WLT's 75 Notable Translations of 2024 | Translation in ... Iran
FT Business Book Prize | Gordon Burn Prize longlist
Booker Prize judges | Han Kang's Nobel diploma

       WLT's 75 Notable Translations of 2024

       They've announced World Literature Today's 75 Notable Translations of 2024 -- an always useful overview of many of this year's significant translations into English.
       A lot of these are under review at the complete review; among the titles I'm surprised are missing are Augusto Monterroso's The Rest is Silence (just out yesterday !) and both new Murakami-translations (The City and its Uncertain Walls and End of the World and Hard-Boiled Wonderland).

(Posted by: M.A.Orthofer)    - permanent link -



       Translation in ... Iran

       A fascinating piece by Amir Ahmadi Arian in the new Yale Review explores the question: 'Was Iran's most famous translator secretly its most prolific author ?', as Arian goes In Search of Zabihollah Mansouri -- making the case: "that blurring the boundary between translation and authorship is sometimes a good thing, and that we should leave room for unorthodox philosophies of translation".
       Mansouri lived 1897 to 1986, and was a prolific -- but also apparently very *free* -- translator, with Arian noting:
The central question of Mansouri's career, though, is this: What, exactly, was that contribution ? It certainly wasn't providing Iranian readers with accurate translations of Western texts.
       (Another article on Mansouri, by Kambiz Mahmoodzadeh and Mahdi Vahedikia, seems to also get at the gist: Zabihollah Mansouri and the Enigma of Pseudotranslating (abstract; article not freely accessible).)
       But, after all, as Arian points out:
Throughout history, many translators have concerned themselves more with broadening the horizons of their native tongue or lucidly communicating ideas they themselves found helpful than with faithfully translating a given text.
       (Longtime readers of the site know, of course, where on the furthest edge of the spectrum regarding this debate I stand .....)

(Posted by: M.A.Orthofer)    - permanent link -



       FT Business Book Prize

       They've announced the winner of this year's Financial Times and Schroders Business Book of the Year Award, and it is Supremacy, by Parmy Olson.
       I haven't seen this yet, but see the publicity pages for St. Martin's Press and Macmillan Business, or get your copy at Amazon.com, Bookshop.org, or Amazon.co.uk.

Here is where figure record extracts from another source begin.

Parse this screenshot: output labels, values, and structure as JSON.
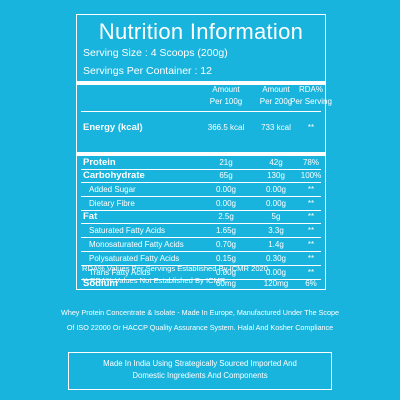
{
  "title": "Nutrition Information",
  "serving_size": "Serving Size : 4 Scoops (200g)",
  "servings_per_container": "Servings Per Container : 12",
  "columns": {
    "col1_line1": "Amount",
    "col1_line2": "Per 100g",
    "col2_line1": "Amount",
    "col2_line2": "Per 200g",
    "col3_line1": "RDA%",
    "col3_line2": "Per Serving"
  },
  "rows": [
    {
      "label": "Energy (kcal)",
      "per100": "366.5 kcal",
      "per200": "733 kcal",
      "rda": "**"
    },
    {
      "label": "Protein",
      "per100": "21g",
      "per200": "42g",
      "rda": "78%"
    },
    {
      "label": "Carbohydrate",
      "per100": "65g",
      "per200": "130g",
      "rda": "100%"
    },
    {
      "label": "Added Sugar",
      "per100": "0.00g",
      "per200": "0.00g",
      "rda": "**"
    },
    {
      "label": "Dietary Fibre",
      "per100": "0.00g",
      "per200": "0.00g",
      "rda": "**"
    },
    {
      "label": "Fat",
      "per100": "2.5g",
      "per200": "5g",
      "rda": "**"
    },
    {
      "label": "Saturated Fatty Acids",
      "per100": "1.65g",
      "per200": "3.3g",
      "rda": "**"
    },
    {
      "label": "Monosaturated Fatty Acids",
      "per100": "0.70g",
      "per200": "1.4g",
      "rda": "**"
    },
    {
      "label": "Polysaturated Fatty Acids",
      "per100": "0.15g",
      "per200": "0.30g",
      "rda": "**"
    },
    {
      "label": "Trans Fatty Acids",
      "per100": "0.00g",
      "per200": "0.00g",
      "rda": "**"
    },
    {
      "label": "Sodium",
      "per100": "60mg",
      "per200": "120mg",
      "rda": "6%"
    }
  ],
  "footnote1": "RDA%  Values Per Servings Established By ICMR 2020.",
  "footnote2": "** RDA%  Values Not Established By ICMR.",
  "credits_line1": "Whey Protein Concentrate & Isolate - Made In Europe, Manufactured Under The Scope",
  "credits_line2": "Of ISO 22000 Or HACCP Quality Assurance System. Halal And Kosher Compliance",
  "made_line1": "Made In India Using Strategically Sourced Imported And",
  "made_line2": "Domestic Ingredients And Components",
  "colors": {
    "background": "#19b4dd",
    "foreground": "#ffffff"
  }
}
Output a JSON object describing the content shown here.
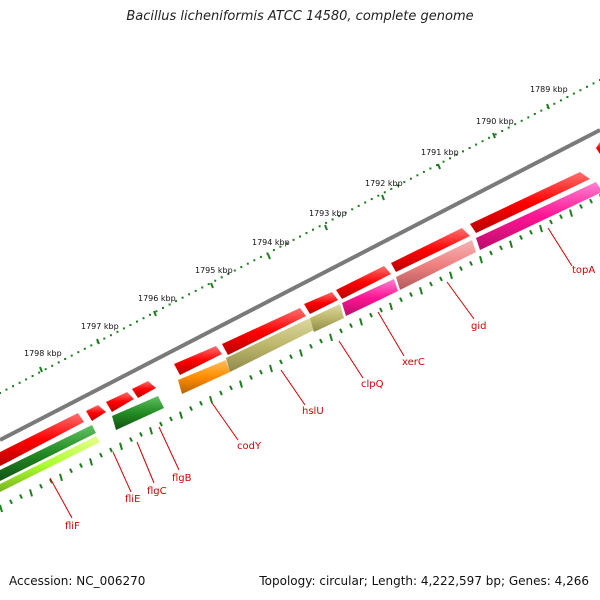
{
  "title": "Bacillus licheniformis ATCC 14580, complete genome",
  "footer": {
    "accession": "Accession: NC_006270",
    "topology": "Topology: circular; Length: 4,222,597 bp; Genes: 4,266"
  },
  "scale": {
    "unit": "kbp",
    "tick_labels": [
      "1789 kbp",
      "1790 kbp",
      "1791 kbp",
      "1792 kbp",
      "1793 kbp",
      "1794 kbp",
      "1795 kbp",
      "1796 kbp",
      "1797 kbp",
      "1798 kbp"
    ]
  },
  "colors": {
    "backbone": "#808080",
    "cds": "#ff0000",
    "tick_dots": "#1e7d1e",
    "label_red": "#d00000"
  },
  "gene_labels": [
    "topA",
    "gid",
    "xerC",
    "clpQ",
    "hslU",
    "codY",
    "flgB",
    "flgC",
    "fliE",
    "fliF"
  ]
}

(Posted by: M.A.Orthofer)    - permanent link -



       Gordon Burn Prize longlist

       New Writing North has announced the longlist for the 2025 Gordon Burn Prize, open to books in all genres and recognizing: "exceptional writing which has an unconventional perspective, style or subject matter and often defies easy categorisation"
       The winner will be announced 6 March 2025.

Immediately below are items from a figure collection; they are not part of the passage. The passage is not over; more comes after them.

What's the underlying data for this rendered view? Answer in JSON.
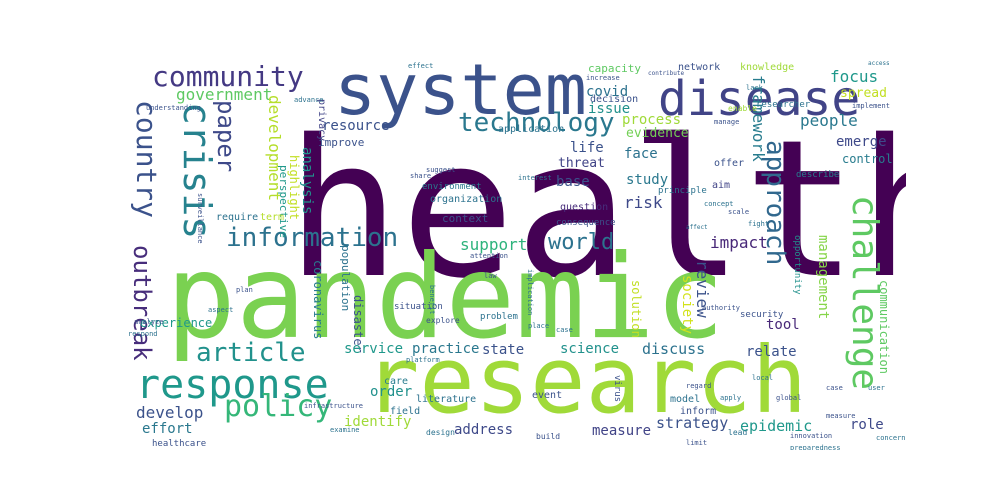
{
  "words": [
    {
      "text": "health",
      "color": "#440154"
    },
    {
      "text": "pandemic",
      "color": "#7ad151"
    },
    {
      "text": "research",
      "color": "#a0da39"
    },
    {
      "text": "system",
      "color": "#3b528b"
    },
    {
      "text": "disease",
      "color": "#414487"
    },
    {
      "text": "challenge",
      "color": "#5ec962"
    },
    {
      "text": "crisis",
      "color": "#26828e"
    },
    {
      "text": "response",
      "color": "#1f988b"
    },
    {
      "text": "community",
      "color": "#443983"
    },
    {
      "text": "information",
      "color": "#2c728e"
    },
    {
      "text": "technology",
      "color": "#2a788e"
    },
    {
      "text": "approach",
      "color": "#31688e"
    },
    {
      "text": "country",
      "color": "#3b528b"
    },
    {
      "text": "policy",
      "color": "#35b779"
    },
    {
      "text": "outbreak",
      "color": "#472d7b"
    },
    {
      "text": "article",
      "color": "#21918c"
    },
    {
      "text": "world",
      "color": "#2c728e"
    },
    {
      "text": "paper",
      "color": "#3e4989"
    },
    {
      "text": "government",
      "color": "#5ec962"
    },
    {
      "text": "development",
      "color": "#b5de2b"
    },
    {
      "text": "framework",
      "color": "#287c8e"
    },
    {
      "text": "people",
      "color": "#2a788e"
    },
    {
      "text": "focus",
      "color": "#1f988b"
    },
    {
      "text": "spread",
      "color": "#c2df23"
    },
    {
      "text": "covid",
      "color": "#2c728e"
    },
    {
      "text": "issue",
      "color": "#21918c"
    },
    {
      "text": "resource",
      "color": "#3b528b"
    },
    {
      "text": "process",
      "color": "#a0da39"
    },
    {
      "text": "evidence",
      "color": "#73d056"
    },
    {
      "text": "emerge",
      "color": "#3e4989"
    },
    {
      "text": "control",
      "color": "#287c8e"
    },
    {
      "text": "management",
      "color": "#86d549"
    },
    {
      "text": "communication",
      "color": "#5ec962"
    },
    {
      "text": "support",
      "color": "#2eb37c"
    },
    {
      "text": "impact",
      "color": "#482878"
    },
    {
      "text": "review",
      "color": "#3b528b"
    },
    {
      "text": "society",
      "color": "#d2e21b"
    },
    {
      "text": "risk",
      "color": "#3e4989"
    },
    {
      "text": "study",
      "color": "#2a788e"
    },
    {
      "text": "base",
      "color": "#3b528b"
    },
    {
      "text": "threat",
      "color": "#414487"
    },
    {
      "text": "life",
      "color": "#3b528b"
    },
    {
      "text": "face",
      "color": "#2c728e"
    },
    {
      "text": "analysis",
      "color": "#21918c"
    },
    {
      "text": "highlight",
      "color": "#c2df23"
    },
    {
      "text": "perspective",
      "color": "#1f988b"
    },
    {
      "text": "coronavirus",
      "color": "#287c8e"
    },
    {
      "text": "population",
      "color": "#2c728e"
    },
    {
      "text": "disaster",
      "color": "#3b528b"
    },
    {
      "text": "service",
      "color": "#1f988b"
    },
    {
      "text": "practice",
      "color": "#2a788e"
    },
    {
      "text": "state",
      "color": "#3b528b"
    },
    {
      "text": "science",
      "color": "#21918c"
    },
    {
      "text": "discuss",
      "color": "#2c728e"
    },
    {
      "text": "relate",
      "color": "#3b528b"
    },
    {
      "text": "tool",
      "color": "#482878"
    },
    {
      "text": "solution",
      "color": "#c2df23"
    },
    {
      "text": "role",
      "color": "#3e4989"
    },
    {
      "text": "epidemic",
      "color": "#1f988b"
    },
    {
      "text": "strategy",
      "color": "#3b528b"
    },
    {
      "text": "measure",
      "color": "#414487"
    },
    {
      "text": "address",
      "color": "#3e4989"
    },
    {
      "text": "identify",
      "color": "#a0da39"
    },
    {
      "text": "develop",
      "color": "#3b528b"
    },
    {
      "text": "effort",
      "color": "#2a788e"
    },
    {
      "text": "experience",
      "color": "#1f988b"
    },
    {
      "text": "order",
      "color": "#21918c"
    },
    {
      "text": "context",
      "color": "#3b528b"
    },
    {
      "text": "organization",
      "color": "#2c728e"
    },
    {
      "text": "question",
      "color": "#472d7b"
    },
    {
      "text": "term",
      "color": "#b5de2b"
    },
    {
      "text": "require",
      "color": "#2c728e"
    },
    {
      "text": "improve",
      "color": "#3b528b"
    },
    {
      "text": "privacy",
      "color": "#414487"
    },
    {
      "text": "application",
      "color": "#2c728e"
    },
    {
      "text": "decision",
      "color": "#3b528b"
    },
    {
      "text": "capacity",
      "color": "#5ec962"
    },
    {
      "text": "network",
      "color": "#3b528b"
    },
    {
      "text": "knowledge",
      "color": "#a0da39"
    },
    {
      "text": "researcher",
      "color": "#2c728e"
    },
    {
      "text": "opportunity",
      "color": "#21918c"
    },
    {
      "text": "security",
      "color": "#3b528b"
    },
    {
      "text": "describe",
      "color": "#287c8e"
    },
    {
      "text": "offer",
      "color": "#3b528b"
    },
    {
      "text": "aim",
      "color": "#414487"
    },
    {
      "text": "principle",
      "color": "#2c728e"
    },
    {
      "text": "consequence",
      "color": "#3b528b"
    },
    {
      "text": "environment",
      "color": "#2a788e"
    },
    {
      "text": "situation",
      "color": "#3b528b"
    },
    {
      "text": "literature",
      "color": "#2c728e"
    },
    {
      "text": "event",
      "color": "#3b528b"
    },
    {
      "text": "model",
      "color": "#2c728e"
    },
    {
      "text": "inform",
      "color": "#3b528b"
    },
    {
      "text": "field",
      "color": "#2c728e"
    },
    {
      "text": "care",
      "color": "#287c8e"
    },
    {
      "text": "virus",
      "color": "#3b528b"
    },
    {
      "text": "problem",
      "color": "#2c728e"
    },
    {
      "text": "healthcare",
      "color": "#3b528b"
    },
    {
      "text": "lead",
      "color": "#2c728e"
    },
    {
      "text": "build",
      "color": "#3b528b"
    },
    {
      "text": "design",
      "color": "#2c728e"
    },
    {
      "text": "understanding",
      "color": "#3b528b"
    },
    {
      "text": "advance",
      "color": "#2c728e"
    },
    {
      "text": "increase",
      "color": "#3b528b"
    },
    {
      "text": "effect",
      "color": "#2c728e"
    },
    {
      "text": "enable",
      "color": "#a0da39"
    },
    {
      "text": "manage",
      "color": "#3b528b"
    },
    {
      "text": "lack",
      "color": "#2c728e"
    },
    {
      "text": "implement",
      "color": "#3b528b"
    },
    {
      "text": "access",
      "color": "#2c728e"
    },
    {
      "text": "suggest",
      "color": "#3b528b"
    },
    {
      "text": "platform",
      "color": "#2c728e"
    },
    {
      "text": "explore",
      "color": "#3b528b"
    },
    {
      "text": "benefit",
      "color": "#2c728e"
    },
    {
      "text": "plan",
      "color": "#3b528b"
    },
    {
      "text": "aspect",
      "color": "#2c728e"
    },
    {
      "text": "analyze",
      "color": "#3b528b"
    },
    {
      "text": "respond",
      "color": "#2c728e"
    },
    {
      "text": "surveillance",
      "color": "#3b528b"
    },
    {
      "text": "concept",
      "color": "#2c728e"
    },
    {
      "text": "scale",
      "color": "#3b528b"
    },
    {
      "text": "fight",
      "color": "#2c728e"
    },
    {
      "text": "regard",
      "color": "#3b528b"
    },
    {
      "text": "apply",
      "color": "#2c728e"
    },
    {
      "text": "innovation",
      "color": "#3b528b"
    },
    {
      "text": "preparedness",
      "color": "#2c728e"
    },
    {
      "text": "attention",
      "color": "#3b528b"
    },
    {
      "text": "case",
      "color": "#2c728e"
    },
    {
      "text": "authority",
      "color": "#3b528b"
    },
    {
      "text": "implication",
      "color": "#2c728e"
    },
    {
      "text": "law",
      "color": "#3b528b"
    },
    {
      "text": "place",
      "color": "#2c728e"
    },
    {
      "text": "infrastructure",
      "color": "#3b528b"
    },
    {
      "text": "examine",
      "color": "#2c728e"
    },
    {
      "text": "share",
      "color": "#3b528b"
    },
    {
      "text": "interest",
      "color": "#2c728e"
    },
    {
      "text": "contribute",
      "color": "#3b528b"
    },
    {
      "text": "affect",
      "color": "#2c728e"
    },
    {
      "text": "measure",
      "color": "#3b528b"
    },
    {
      "text": "user",
      "color": "#2c728e"
    },
    {
      "text": "global",
      "color": "#3b528b"
    },
    {
      "text": "local",
      "color": "#2c728e"
    },
    {
      "text": "case",
      "color": "#3b528b"
    },
    {
      "text": "concern",
      "color": "#2c728e"
    },
    {
      "text": "limit",
      "color": "#3b528b"
    }
  ]
}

(Posted by: M.A.Orthofer)    - permanent link -



       Booker Prize judges

       They've announced the judges for the 2025 Booker Prize.
       Roddy Doyle will chair the judging panel, and the other judges are: Ayọ̀bámi Adébáyọ̀, Sarah Jessica Parker, Chris Power, and Kiley Reid.

(Posted by: M.A.Orthofer)    - permanent link -



       Han Kang's Nobel diploma

       They had the big Nobel Prize ceremony (and then banquet) yesterday, with the laureates receiving their medals and diplomas -- including, of course, Literature-laureate Han Kang:

Han Kang's Nobel diploma

       I don't know why the Literature laureates in the past few years haven't gotten the illustrated diplomas that everyone else gets (and they used to); see the Nobel site's gallery for a lot of samples. (Even Dylan got a picture on his.)